Modeling Groups and Message Boards

As shown in table 4.4, groups, topics, questions, messages, and users are the main entities for groups and message boards.

Table 4.4. Entities for message boards and groups

Entity

Description

Groups Collections of users that have a common cause or interest
Topics Groups consist of a number of topics or categories
Questions Users pose questions within a topic
Messages Posted in response to a question or an answer provided
User Can create, become a member of, view, or rate any of the above entities

As shown in figure 4.6, each group consists of a number of topics; each topic has a number of questions; each question has a number of messages or answers. A user can belong to multiple groups; can create a group, topic, question, or answer; and can rate any of these entities. Again, groups, topics, and question are all examples of CompositeContentTypes, which we discuss in section 4.3. Figure 4.7 shows the schema for the elements of a message board.

Figure 4.6. Modeling a message board or a group

Figure 4.7. The schema for the elements of a message board

In this section, we’ve looked at three content types that are typically associated with collective intelligence: blogs, wikis, and groups and message boards. We’ve looked at the elements of these content types, how they’re used, and the relationship between their various elements. Now we’re ready to take a more detailed look at how intelligence is extracted from analyzing content.

4.3. Extracting intelligence step by step

In section 2.2.3, we introduced the use of term vectors to represent metadata associated with text. We also introduced the use of term frequency and inverse document frequency to compute the weight associated with each term. This approach is an example of using the content to generate the metadata. In section 3.3, we demonstrated a collaborative approach using user tagging to generate similar metadata with text.
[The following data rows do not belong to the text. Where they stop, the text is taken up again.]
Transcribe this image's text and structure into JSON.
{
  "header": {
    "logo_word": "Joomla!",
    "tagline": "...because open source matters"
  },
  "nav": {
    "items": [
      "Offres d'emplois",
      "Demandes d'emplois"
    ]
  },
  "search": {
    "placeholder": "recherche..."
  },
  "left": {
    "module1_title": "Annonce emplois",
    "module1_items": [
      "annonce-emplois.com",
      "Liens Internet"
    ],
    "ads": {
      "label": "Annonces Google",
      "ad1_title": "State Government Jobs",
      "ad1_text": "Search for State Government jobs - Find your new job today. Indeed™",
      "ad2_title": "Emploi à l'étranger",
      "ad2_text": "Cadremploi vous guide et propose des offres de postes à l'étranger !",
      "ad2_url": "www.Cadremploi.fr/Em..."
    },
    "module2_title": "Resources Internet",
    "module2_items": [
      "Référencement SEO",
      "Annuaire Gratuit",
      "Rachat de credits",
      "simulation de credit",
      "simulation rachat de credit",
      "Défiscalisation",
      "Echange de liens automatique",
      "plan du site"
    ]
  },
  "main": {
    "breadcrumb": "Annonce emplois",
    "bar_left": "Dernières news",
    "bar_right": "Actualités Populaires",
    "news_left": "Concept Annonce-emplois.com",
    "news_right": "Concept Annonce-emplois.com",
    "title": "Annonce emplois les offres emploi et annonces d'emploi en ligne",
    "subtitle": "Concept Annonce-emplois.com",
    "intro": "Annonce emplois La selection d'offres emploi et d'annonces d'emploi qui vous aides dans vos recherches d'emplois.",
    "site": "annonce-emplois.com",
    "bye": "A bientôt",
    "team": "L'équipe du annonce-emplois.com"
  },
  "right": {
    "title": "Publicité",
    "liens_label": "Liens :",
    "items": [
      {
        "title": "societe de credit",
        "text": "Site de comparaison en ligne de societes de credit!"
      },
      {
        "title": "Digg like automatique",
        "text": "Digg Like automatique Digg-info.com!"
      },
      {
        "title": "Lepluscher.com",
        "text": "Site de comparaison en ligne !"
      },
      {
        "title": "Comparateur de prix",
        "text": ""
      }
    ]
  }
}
At this stage, it’s helpful to go through an example of how the term vector can be computed by analyzing text. The intent of this section is to demonstrate concepts and keep things simple; therefore we develop simple classes for this example. Later, in chapter 8, we use open source libraries for analyzing text, but going through the code developed in this chapter should give you good insight into the fundamentals involved.
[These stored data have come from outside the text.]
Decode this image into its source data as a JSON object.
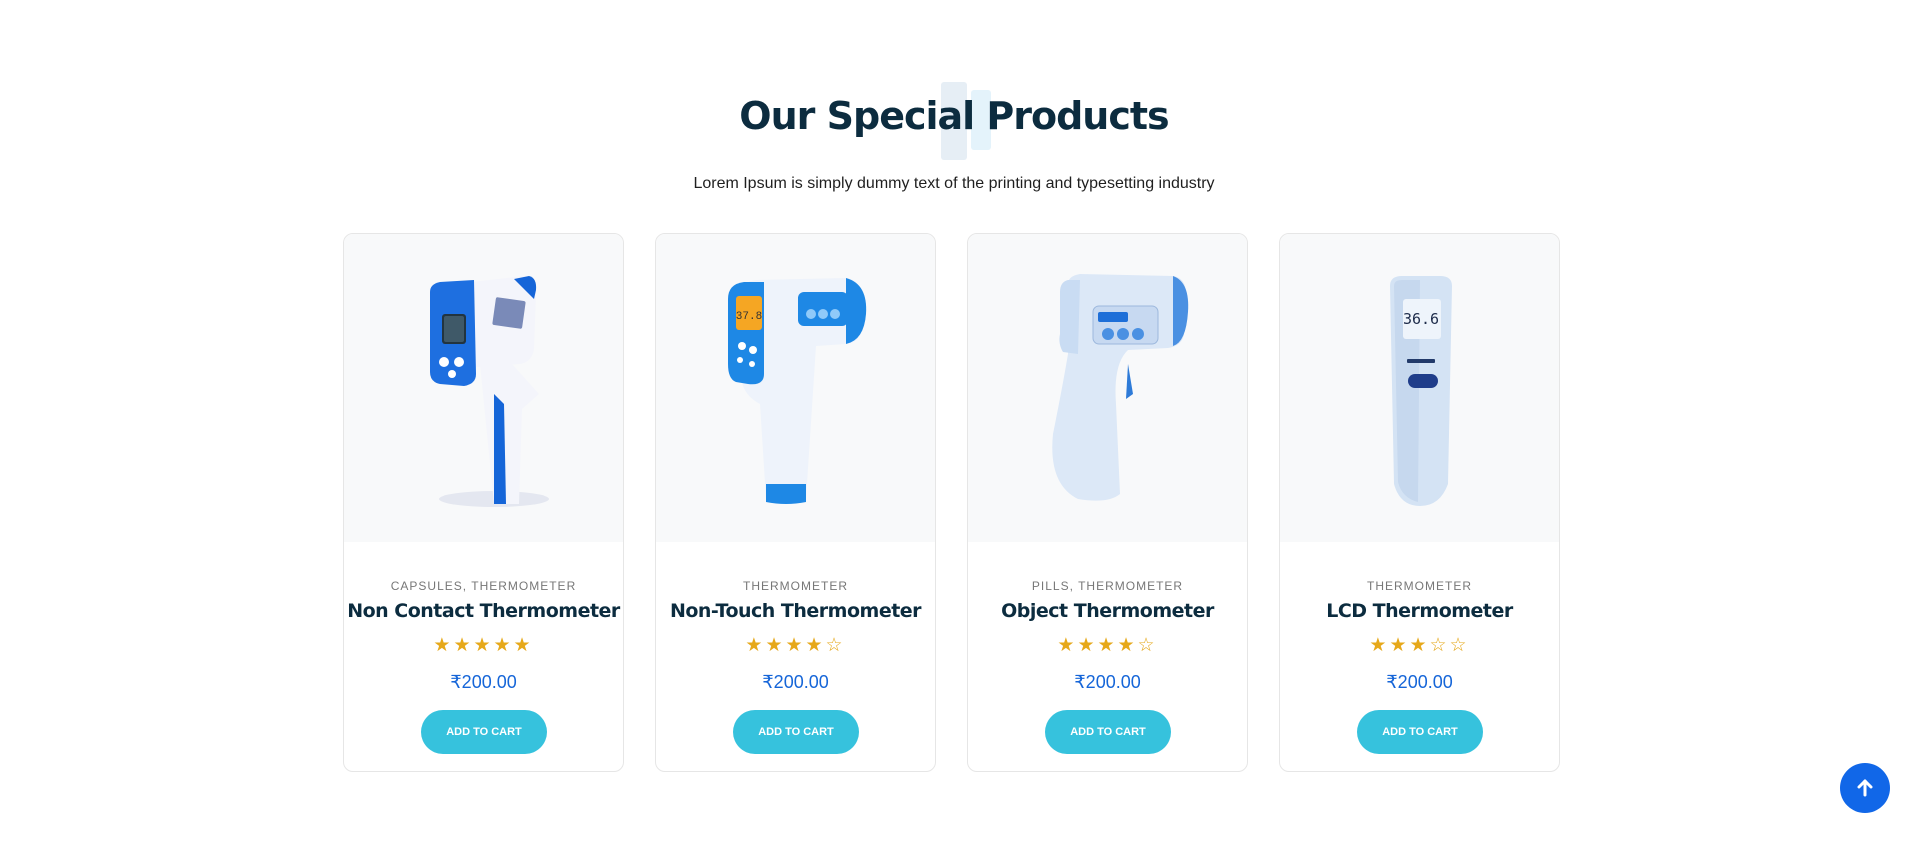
{
  "section": {
    "title": "Our Special Products",
    "subtitle": "Lorem Ipsum is simply dummy text of the printing and typesetting industry"
  },
  "colors": {
    "title": "#0c2c3f",
    "price": "#1565d8",
    "button": "#36c2dd",
    "star": "#e6a81a",
    "scroll_top": "#1167e8"
  },
  "products": [
    {
      "categories": [
        "CAPSULES",
        "THERMOMETER"
      ],
      "name": "Non Contact Thermometer",
      "rating": 5,
      "stars": "★★★★★",
      "price": "₹200.00",
      "button_label": "ADD TO CART",
      "image_icon": "thermometer-gun-blue-icon"
    },
    {
      "categories": [
        "THERMOMETER"
      ],
      "name": "Non-Touch Thermometer",
      "rating": 4,
      "stars": "★★★★☆",
      "price": "₹200.00",
      "button_label": "ADD TO CART",
      "image_icon": "thermometer-gun-display-icon",
      "display_reading": "37.8"
    },
    {
      "categories": [
        "PILLS",
        "THERMOMETER"
      ],
      "name": "Object Thermometer",
      "rating": 4,
      "stars": "★★★★☆",
      "price": "₹200.00",
      "button_label": "ADD TO CART",
      "image_icon": "thermometer-gun-light-icon"
    },
    {
      "categories": [
        "THERMOMETER"
      ],
      "name": "LCD Thermometer",
      "rating": 3,
      "stars": "★★★☆☆",
      "price": "₹200.00",
      "button_label": "ADD TO CART",
      "image_icon": "thermometer-stick-icon",
      "display_reading": "36.6"
    }
  ],
  "scroll_top_icon": "arrow-up-icon"
}
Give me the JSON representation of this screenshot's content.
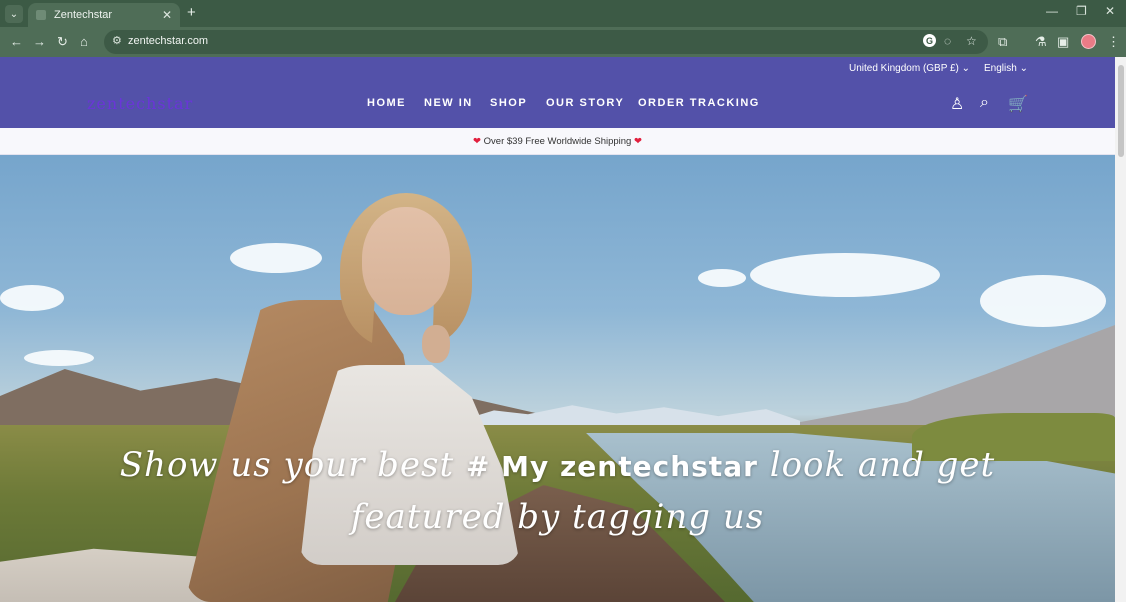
{
  "browser": {
    "tab_title": "Zentechstar",
    "url": "zentechstar.com",
    "icons": [
      "tab-search-icon",
      "close-icon",
      "plus-icon",
      "minimize-icon",
      "restore-icon",
      "close-window-icon",
      "back-icon",
      "forward-icon",
      "reload-icon",
      "home-icon",
      "site-info-icon",
      "google-icon",
      "eye-off-icon",
      "star-icon",
      "extensions-icon",
      "labs-icon",
      "side-panel-icon",
      "avatar-icon",
      "more-icon"
    ]
  },
  "site": {
    "locale": {
      "country": "United Kingdom",
      "currency": "(GBP £)",
      "language": "English"
    },
    "logo_text": "zentechstar",
    "nav": [
      "HOME",
      "NEW IN",
      "SHOP",
      "OUR STORY",
      "ORDER TRACKING"
    ],
    "header_icons": [
      "account-icon",
      "search-icon",
      "cart-icon"
    ],
    "announcement": "Over $39 Free Worldwide Shipping",
    "hero": {
      "line1_start": "Show us your best",
      "hashtag": "# My zentechstar",
      "line1_end": "look and get",
      "line2": "featured by tagging us"
    }
  },
  "colors": {
    "chrome": "#4f6d57",
    "header": "#5351a9",
    "heart": "#e21f3d"
  }
}
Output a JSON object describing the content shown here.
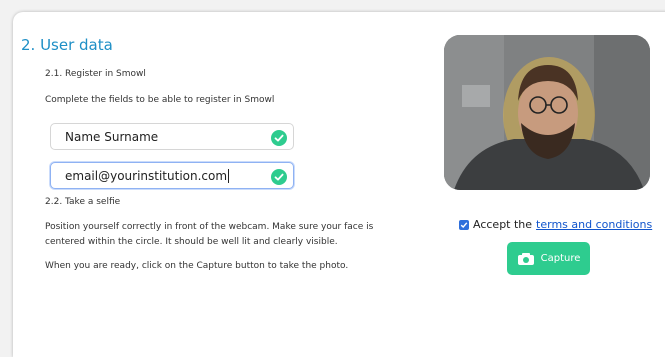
{
  "section": {
    "title": "2. User data"
  },
  "register": {
    "subtitle": "2.1. Register in Smowl",
    "instruction": "Complete the fields to be able to register in Smowl",
    "name_value": "Name Surname",
    "email_value": "email@yourinstitution.com"
  },
  "selfie": {
    "subtitle": "2.2. Take a selfie",
    "line1": "Position yourself correctly in front of the webcam. Make sure your face is",
    "line2": "centered within the circle. It should be well lit and clearly visible.",
    "ready_text": "When you are ready, click on the Capture button to take the photo."
  },
  "consent": {
    "checked": true,
    "prefix": "Accept the",
    "link_text": "terms and conditions"
  },
  "capture_button": {
    "label": "Capture"
  },
  "colors": {
    "accent_title": "#1e8fc6",
    "success_green": "#2ecc8f",
    "link_blue": "#1155cc"
  },
  "icons": {
    "field_valid": "check-circle-icon",
    "capture": "camera-icon",
    "checkbox": "checkbox-checked-icon"
  }
}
If you haven’t done so already, it’s worthwhile to review section 2.2.3, which gives an overview of generating metadata (term vectors) from text, and section 3.2.1 on tag clouds, which we use to visualize the data.

Remember, the typical steps involved in text analysis are shown in figure 4.8:

1.  Tokenization—Parse the text to generate terms. Sophisticated analyzers can also extract phrases from the text.
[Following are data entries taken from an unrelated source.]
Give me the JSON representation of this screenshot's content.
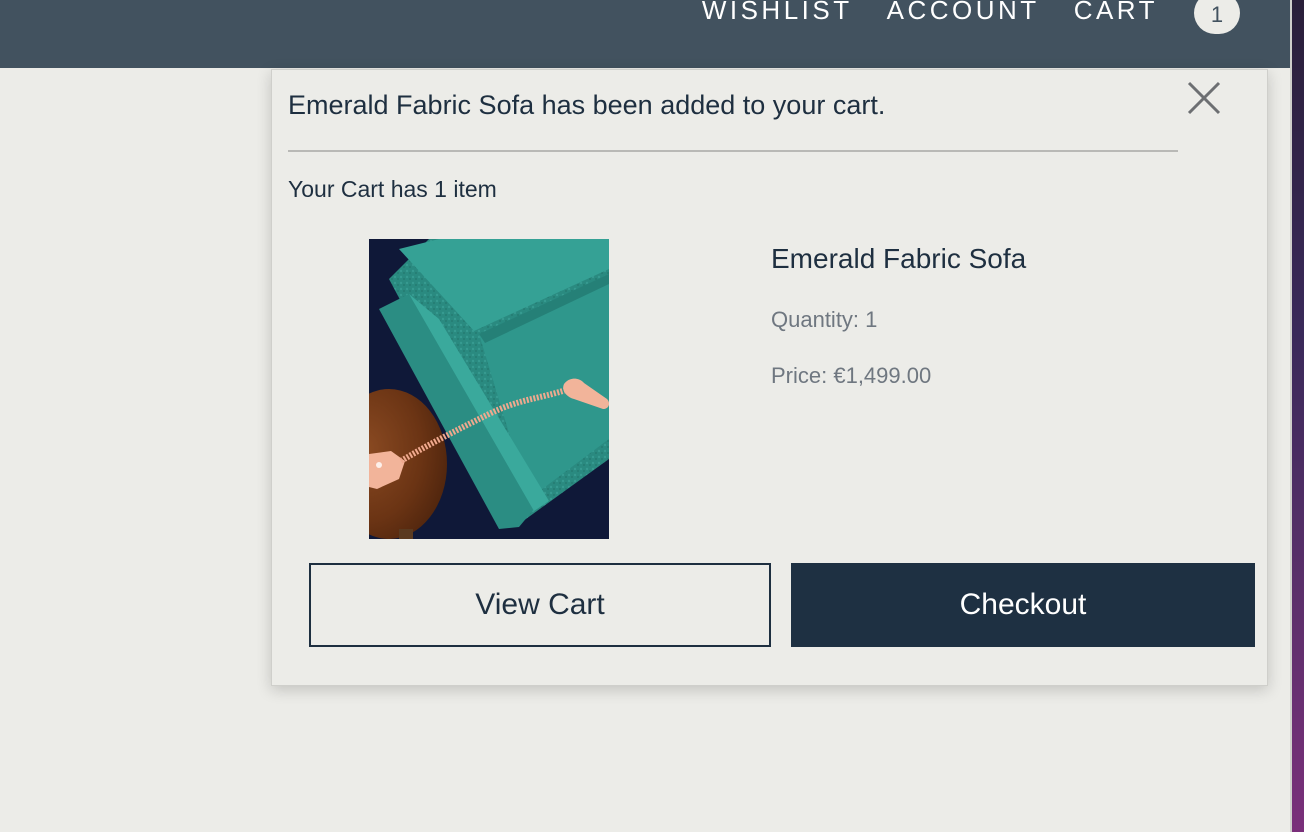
{
  "header": {
    "nav": {
      "wishlist": "WISHLIST",
      "account": "ACCOUNT",
      "cart": "CART"
    },
    "cart_count": "1",
    "background_color": "#42525f"
  },
  "popup": {
    "title": "Emerald Fabric Sofa has been added to your cart.",
    "cart_summary": "Your Cart has 1 item",
    "close_icon": "close-icon",
    "product": {
      "name": "Emerald Fabric Sofa",
      "quantity": "Quantity: 1",
      "price": "Price: €1,499.00",
      "image_icon": "sofa-product-image"
    },
    "buttons": {
      "view_cart": "View Cart",
      "checkout": "Checkout"
    },
    "colors": {
      "primary": "#1e3042",
      "muted_text": "#6f7780",
      "background": "#ecece8"
    }
  }
}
2.  Normalize—Convert them to lowercase.

3.  Eliminate stop words—Eliminate terms that appear very often.

4.  Stemming—Convert the terms into their stemmed form—remove plurals.

Figure 4.8. Typical steps involved in analyzing text

In this section, we set up the example that we’ll use. We first use a simple but naïve way to analyze the text—simply tokenizing the text, analyzing the body and title, and taking term frequency into account. Next, we show the results of the analysis by eliminating the stop words, followed by the effect of stemming. Lastly, we show the effect of detecting phrases on the analysis.

4.3.1. Setting up the example

Let’s assume that a reader has posted the following blog entry:

  • Title: Collective Intelligence and Web2.0 Body: Web2.0 is all about connecting users to users, inviting users to participate, and applying their collective intelligence to improve the application. Collective intelligence enhances the user experience.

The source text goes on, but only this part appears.